The BBC Symphony Orchestra is to present Berlin to Broadway: The Music of Kurt Weill at the Barbican from14th to 16th January. It will include four premieres, six concerts and two recitals of music spanning 1919 to 1944, as well as a programme of lectures, films and talks. Highlights will be the British premieres of the opera Royal Palace and Trains Bound For Glory, a choral movement from the historical pageant Railroads on Parade written for the 1939 New York World's Fair; the European premiere of The Firebrand of Florence, about the life of 16th century painter Benvenuto Cellini, written with Ira Gershwin; and Ute Lemper in a programme of Weill's best known songs.

The Theatre Investment Fund in association with The Society Of London Theatre is holding a Workshop For New Producers from 24th to 26th February. This is an intensive course for anyone interested in producing or investing in the commercial West End theatre. It will provide detailed information on how to set up, produce and promote commercial productions, for those who have limited knowledge of production, or have not previously been involved. For an application form send a stamped addressed envelope to The Theatre Investment Fund, The Palace Theatre, Shaftesbury Avenue, London W1V 8AY.

Donmar Warehouse has announced its spring/summer season, which follows David Mamet's American Buffalo, with William H Macy, which runs from 28th January to 28th February.
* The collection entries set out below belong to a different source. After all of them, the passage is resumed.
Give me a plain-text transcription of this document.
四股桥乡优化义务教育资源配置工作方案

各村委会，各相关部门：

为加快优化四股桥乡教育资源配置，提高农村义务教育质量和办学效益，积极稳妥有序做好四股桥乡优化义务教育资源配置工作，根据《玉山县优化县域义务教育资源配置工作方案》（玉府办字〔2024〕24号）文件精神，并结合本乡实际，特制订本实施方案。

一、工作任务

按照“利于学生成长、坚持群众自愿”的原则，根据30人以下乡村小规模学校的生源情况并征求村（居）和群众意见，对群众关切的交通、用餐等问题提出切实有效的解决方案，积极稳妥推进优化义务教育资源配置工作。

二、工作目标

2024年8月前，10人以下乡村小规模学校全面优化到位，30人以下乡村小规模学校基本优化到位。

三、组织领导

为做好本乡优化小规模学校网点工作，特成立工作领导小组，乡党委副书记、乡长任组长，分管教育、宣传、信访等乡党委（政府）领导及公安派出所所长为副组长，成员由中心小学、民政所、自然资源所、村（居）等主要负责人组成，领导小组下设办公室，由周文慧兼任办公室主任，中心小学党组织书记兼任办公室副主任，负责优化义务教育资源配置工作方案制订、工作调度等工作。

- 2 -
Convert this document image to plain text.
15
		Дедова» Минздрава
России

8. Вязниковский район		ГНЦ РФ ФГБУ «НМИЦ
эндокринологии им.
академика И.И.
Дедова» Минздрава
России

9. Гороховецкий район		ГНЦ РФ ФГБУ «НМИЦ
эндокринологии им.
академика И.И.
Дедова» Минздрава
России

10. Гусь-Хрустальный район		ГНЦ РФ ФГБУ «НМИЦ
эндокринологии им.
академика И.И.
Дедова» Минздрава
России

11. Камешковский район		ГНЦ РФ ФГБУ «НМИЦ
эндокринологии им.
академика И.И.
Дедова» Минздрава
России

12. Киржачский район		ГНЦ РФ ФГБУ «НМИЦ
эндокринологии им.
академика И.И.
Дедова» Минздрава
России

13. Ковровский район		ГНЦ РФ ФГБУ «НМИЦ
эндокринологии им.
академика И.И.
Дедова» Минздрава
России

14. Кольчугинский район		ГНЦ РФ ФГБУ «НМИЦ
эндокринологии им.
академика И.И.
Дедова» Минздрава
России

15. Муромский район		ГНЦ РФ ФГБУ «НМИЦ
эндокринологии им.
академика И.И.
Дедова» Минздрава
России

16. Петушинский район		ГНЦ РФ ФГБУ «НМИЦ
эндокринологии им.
The world premiere of Helpless, this year's Carlton New Writing Initiative play by Dusty Hughes, directed by Robin Lefevre will run from 2nd March to 8th April. Passion Play by Peter Nichols, directed by Michael Grandage plays from 13th April to 10th June. Orpheus Descending by Tennessee Williams, a reworking of the Orpheus legend set in small town America, directed by Nicholas Hytner runs from 15th June to 19th August.

Swallow Productions will be presenting tours of Out Of Order by Ray Cooney, the premier of All In Vein by Brian Stewart, and Something's Burning by Eric Chappel during the next year. Information about investment in these productions can be found in the Investment section of TheatreNet.

The Almeida Theatre is to close for a year from 2001 while its 4.3 refurbishment programme goes ahead. The company plans to continue production both at a temporary home base (possibly the Old Vic) and in satellite operations such as its West End production of Cressida by Nicholas Wright, with Michael Gambon as a "Shakespeare In Love" style actor manager, directed by Nicholas Hytner opening at the Albery Theatre in March; the Gainsborough Studios season, with Ralph Feinnes as Richard II and Coriolanus, directed by Jonathan Kent; and its association with the Malvern Theatre.